Longtemps je souffris en silence; pourquoi me serais-je plaint, et à qui? Personne à bord ne s’intéressait à moi. A la fin, cependant, un hasard heureux me concilia la protection de l’un des matelots, qui, impuissant contre les brutalités du capitaine, pouvait au moins me défendre contre les mauvais traitements de ses compagnons. Il s’appelait Ben Brace.

C’était le meilleur matelot de la Pandore, ainsi que s’appelait notre navire. Encore jeune, grand, souple, bien découplé, la physionomie énergique et loyale, la tête comme casquée d’épais cheveux bruns et frisés, la barbe et la moustache toujours rasées avec soin, sa large poitrine tatouée, comme moulée dans une chemise de jersey bleu foncé, tel était mon ami Ben Brace. Voici dans quelles circonstances il se constitua mon protecteur.

Peu après mon embarquement, je reconnus non sans surprise que les étrangers composaient les trois quarts de l’équipage. Il semblait que chaque nation, France, Espagne, Hollande, Suède, Amérique, Italie, eût envoyé, pour la représenter dans cette assemblée de bandits, le plus crapuleux de ses membres, exception faite en faveur de Ber. Brace et d’un Hollandais, garçon sans malice et fort malheureux.

Parmi les Américains, un nommé Bigman se distinguait par son humeur querelleuse et féroce. Grossier, gras et trapu, barbu comme un pirate, il était, au demeurant, courageux, bon marin, et faisait partie, avec Ben Brace, de la petite bande qui s’arrogeait le droit de battre les autres et de tout régenter à bord. C’est à la rivalité qui existait entre les deux hommes, rivalité encore attisée par le préjugé national, que je dus la protection de Ben Brace.

J’avais, je ne sais comment, froissé l’Américain qui, pour se venger, en vint un jour à me frapper au visage. Devant cette agression aussi cruelle qu’injustifiée, Ben ne put contenir son indignation, et, sautant hors de son hamac, il s’élança vers Bigman et lui assena sur le menton un maître coup de poing à la John Bull.

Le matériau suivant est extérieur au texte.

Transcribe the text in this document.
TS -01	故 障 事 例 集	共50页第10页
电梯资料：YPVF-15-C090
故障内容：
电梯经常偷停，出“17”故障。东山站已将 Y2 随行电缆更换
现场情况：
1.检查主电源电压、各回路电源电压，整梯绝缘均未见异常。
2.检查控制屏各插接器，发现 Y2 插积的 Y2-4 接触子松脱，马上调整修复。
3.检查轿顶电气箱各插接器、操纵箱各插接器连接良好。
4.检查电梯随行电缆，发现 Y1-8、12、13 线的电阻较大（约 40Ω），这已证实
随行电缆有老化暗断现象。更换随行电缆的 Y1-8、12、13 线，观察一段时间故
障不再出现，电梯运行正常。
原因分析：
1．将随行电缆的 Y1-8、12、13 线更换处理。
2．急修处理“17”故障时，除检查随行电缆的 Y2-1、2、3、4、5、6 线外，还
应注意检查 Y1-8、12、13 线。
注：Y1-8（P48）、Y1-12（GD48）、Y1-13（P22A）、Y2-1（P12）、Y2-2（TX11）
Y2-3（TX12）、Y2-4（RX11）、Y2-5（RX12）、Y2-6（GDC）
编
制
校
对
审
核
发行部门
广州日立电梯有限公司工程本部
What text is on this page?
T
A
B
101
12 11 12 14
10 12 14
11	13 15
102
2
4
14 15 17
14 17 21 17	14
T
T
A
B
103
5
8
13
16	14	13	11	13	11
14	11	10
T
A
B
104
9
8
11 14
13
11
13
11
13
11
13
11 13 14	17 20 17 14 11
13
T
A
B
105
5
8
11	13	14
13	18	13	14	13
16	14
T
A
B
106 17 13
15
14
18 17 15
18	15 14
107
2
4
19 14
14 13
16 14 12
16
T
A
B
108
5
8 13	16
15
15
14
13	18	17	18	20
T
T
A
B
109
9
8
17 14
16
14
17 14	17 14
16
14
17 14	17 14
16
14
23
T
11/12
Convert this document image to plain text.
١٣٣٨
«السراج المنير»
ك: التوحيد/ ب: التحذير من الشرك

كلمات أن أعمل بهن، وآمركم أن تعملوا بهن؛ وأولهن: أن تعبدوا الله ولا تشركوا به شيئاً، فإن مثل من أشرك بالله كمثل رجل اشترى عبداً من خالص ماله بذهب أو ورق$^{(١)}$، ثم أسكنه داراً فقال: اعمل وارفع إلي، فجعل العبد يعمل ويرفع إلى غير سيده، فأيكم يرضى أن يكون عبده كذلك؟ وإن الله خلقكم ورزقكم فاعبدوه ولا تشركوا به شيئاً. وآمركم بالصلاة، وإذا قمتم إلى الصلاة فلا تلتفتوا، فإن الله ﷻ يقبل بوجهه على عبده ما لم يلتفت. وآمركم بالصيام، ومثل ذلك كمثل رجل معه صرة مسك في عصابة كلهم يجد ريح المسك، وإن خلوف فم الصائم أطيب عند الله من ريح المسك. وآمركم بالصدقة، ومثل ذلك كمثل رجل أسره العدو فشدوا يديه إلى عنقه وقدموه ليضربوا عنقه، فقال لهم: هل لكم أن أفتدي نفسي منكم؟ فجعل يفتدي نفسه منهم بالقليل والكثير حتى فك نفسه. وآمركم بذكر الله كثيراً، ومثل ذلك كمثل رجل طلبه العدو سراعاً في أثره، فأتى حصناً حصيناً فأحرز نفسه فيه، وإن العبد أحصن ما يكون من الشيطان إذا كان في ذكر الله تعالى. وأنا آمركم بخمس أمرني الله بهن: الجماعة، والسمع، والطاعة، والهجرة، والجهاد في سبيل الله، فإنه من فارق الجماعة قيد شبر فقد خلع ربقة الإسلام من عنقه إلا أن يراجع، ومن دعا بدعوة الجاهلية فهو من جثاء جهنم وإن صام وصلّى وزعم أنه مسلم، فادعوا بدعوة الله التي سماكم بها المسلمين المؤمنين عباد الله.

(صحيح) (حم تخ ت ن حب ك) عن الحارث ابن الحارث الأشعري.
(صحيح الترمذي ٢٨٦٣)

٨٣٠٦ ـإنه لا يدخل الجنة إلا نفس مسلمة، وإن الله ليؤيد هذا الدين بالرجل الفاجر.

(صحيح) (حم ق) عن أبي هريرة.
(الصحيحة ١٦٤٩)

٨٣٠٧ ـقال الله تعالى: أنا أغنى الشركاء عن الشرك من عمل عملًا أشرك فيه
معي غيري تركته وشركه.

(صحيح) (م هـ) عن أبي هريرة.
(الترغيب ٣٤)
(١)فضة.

L’autre chancela, puis, se remettant, il monta sur le pont avec Ben Brace, et tous deux, sous les regards attentifs des matelots, se livrèrent à une véritable partie de boxe, qui se termina, comme il arrive toujours entre Anglais et Américain, par la défaite de l’Américain: bourré de coups, la figure bleuie, il finit par s’abattre sur le pont comme un bœuf assommé.

— Assez pour aujourd’hui, n’est-ce pas? lui cria Ben. Eh bien, si tu touches encore cet enfant, je doublerai la dose... Et vous, là-bas, ajouta-t-il en se tournant vers ses camarades, ne le tourmentez plus, si vous ne voulez pas avoir affaire à moi.

Les matelots se le tinrent pour dit; personne ne me maltraita plus, à l’exception des officiers, contre lesquels mon nouveau défenseur se trouvait impuissant.

Et tous deux, sous les regards attentifs des matelots, se livrèrent à une véritable partie de boxe.